In 2011, it suspended Syria’s membership after the Bashar al Assad’s regime launched a military crackdown against street protests during the heydays of the Arab Spring.
The members also came together to support a no-fly zone over Libya that year to support rebels fighting former president Muammar Gaddafi.
But these were all exceptions, as Bohl points out, the League struggled to find common ground on pressing matters such as Iraq’s invasion of Kuwait in 1990.
Then again, the Arab League, despite being the first international body to wade into the Syrian civil war, wasn’t able to enforce any of its decisions.
The lack of cooperation between members is in stark display even now. Days before the upcoming summit, news emerged about Syria’s readmission before the League dismissed it as not being on its agenda.
However, in recent months, member states Jordan and Egypt have hosted Syrian regime officials and Sudanese President Omar al Bashir became the first Arab leader to visit Syria in December since 2011.
Just days before the Arab League summit starts Israeli airstrikes hit Gaza City destroying homes along with a Hamas security building.
Relations are frosty even between League’s rich member countries, which have their own grouping, the Gulf Cooperation Council (GCC).
Saudi Arabia led a group of Arab countries to impose a diplomatic and economic blockade of Qatar, accusing it of being close to Iran and the Muslim Brotherhood, the pan-Arab political movement that for years gave monarchs nightmares.
Riyadh often blames Arab world’s troubles on Iran, which militarily helped Syria's Assad survive, influenced political parties in Iraq and enjoys close links with Lebanon’s Hezbollah.
“Iran definitely benefits from wedges between the Arab League members,” said Bohl. “But it’s very hard for Iran to create any.”
For instance, Iran was quick to emerge as Qatar’s key trading partner after Saudi Arabia cut off food supplies to Doha.
The Arab League can provide a forum for leaders to sit down and sort out their problems, said Bohl. “Saudi Arabia and others might avoid Qatar but for the sake of Arab unity they would get together during the summit and those are chances where differences can be discussed.”
The League has helped members at times such as in the case of Lebanon, which has one of the world’s highest debt-to-GDP ratio and depends on other Arab cousins for financial support.
But to keep itself relevant in face of multiple geopolitical challenges, the Arab League “needs to transform from an ineffective forum for debate into a venue for genuine decision-making,” argued Michael Broning, in a March 2014 article for Foreign Affairs.
For that to happen, the League has to be make its decisions binding and some members have to assert influence just like the African Union members South Africa and Nigeria, with big militaries and populations have done, says Bohl.
“Saudi Arabia, Egypt, Alegria and Iraq all have to come together and say this is what we want for the region.
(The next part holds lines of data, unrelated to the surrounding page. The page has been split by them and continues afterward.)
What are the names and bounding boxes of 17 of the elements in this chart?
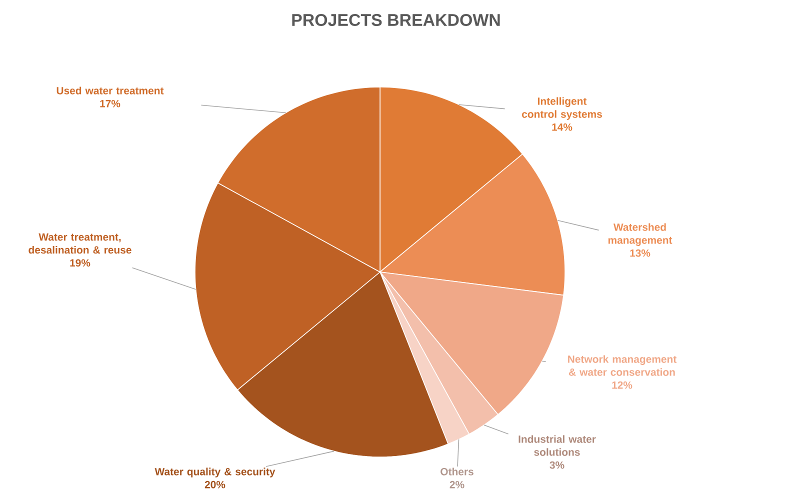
data-label: 13% [630, 249, 650, 257]
slice-label: Water treatment, desalination & reuse [28, 233, 132, 254]
data-label: 2% [450, 480, 464, 488]
slice-label: Network management & water conservation [568, 355, 677, 376]
chart-title: PROJECTS BREAKDOWN [292, 14, 500, 26]
data-label: 17% [100, 100, 120, 108]
data-label: 12% [612, 381, 632, 389]
slice-label: Others [440, 468, 474, 476]
slice-label: Water quality & security [154, 468, 276, 478]
slice-label: Watershed management [608, 223, 672, 246]
data-label: 19% [70, 259, 90, 267]
slice-label: Intelligent control systems [522, 97, 602, 120]
slice-label: Used water treatment [56, 86, 164, 94]
data-label: 14% [552, 123, 572, 131]
data-label: 20% [204, 480, 226, 488]
slice-label: Industrial water solutions [518, 435, 596, 456]
data-label: 3% [550, 461, 564, 469]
If others don’t go our way then we will take action.”
What makes such a cohesion difficult is the clash of outsized personalities which rule the Arab world.
Bohl says powerful figures such as the Saudi Crown Prince Muhammad bin Salman can change policies and institutional legacy of previous rulers without any checks.
And it’s in Tunisia, where the Arab leaders meet, where the hopes of a better future lie.
“Tunisia is success story of Arab Spring. They are developing institutional resilience, able to go through transition of power, and political parties are learning how to compromise.”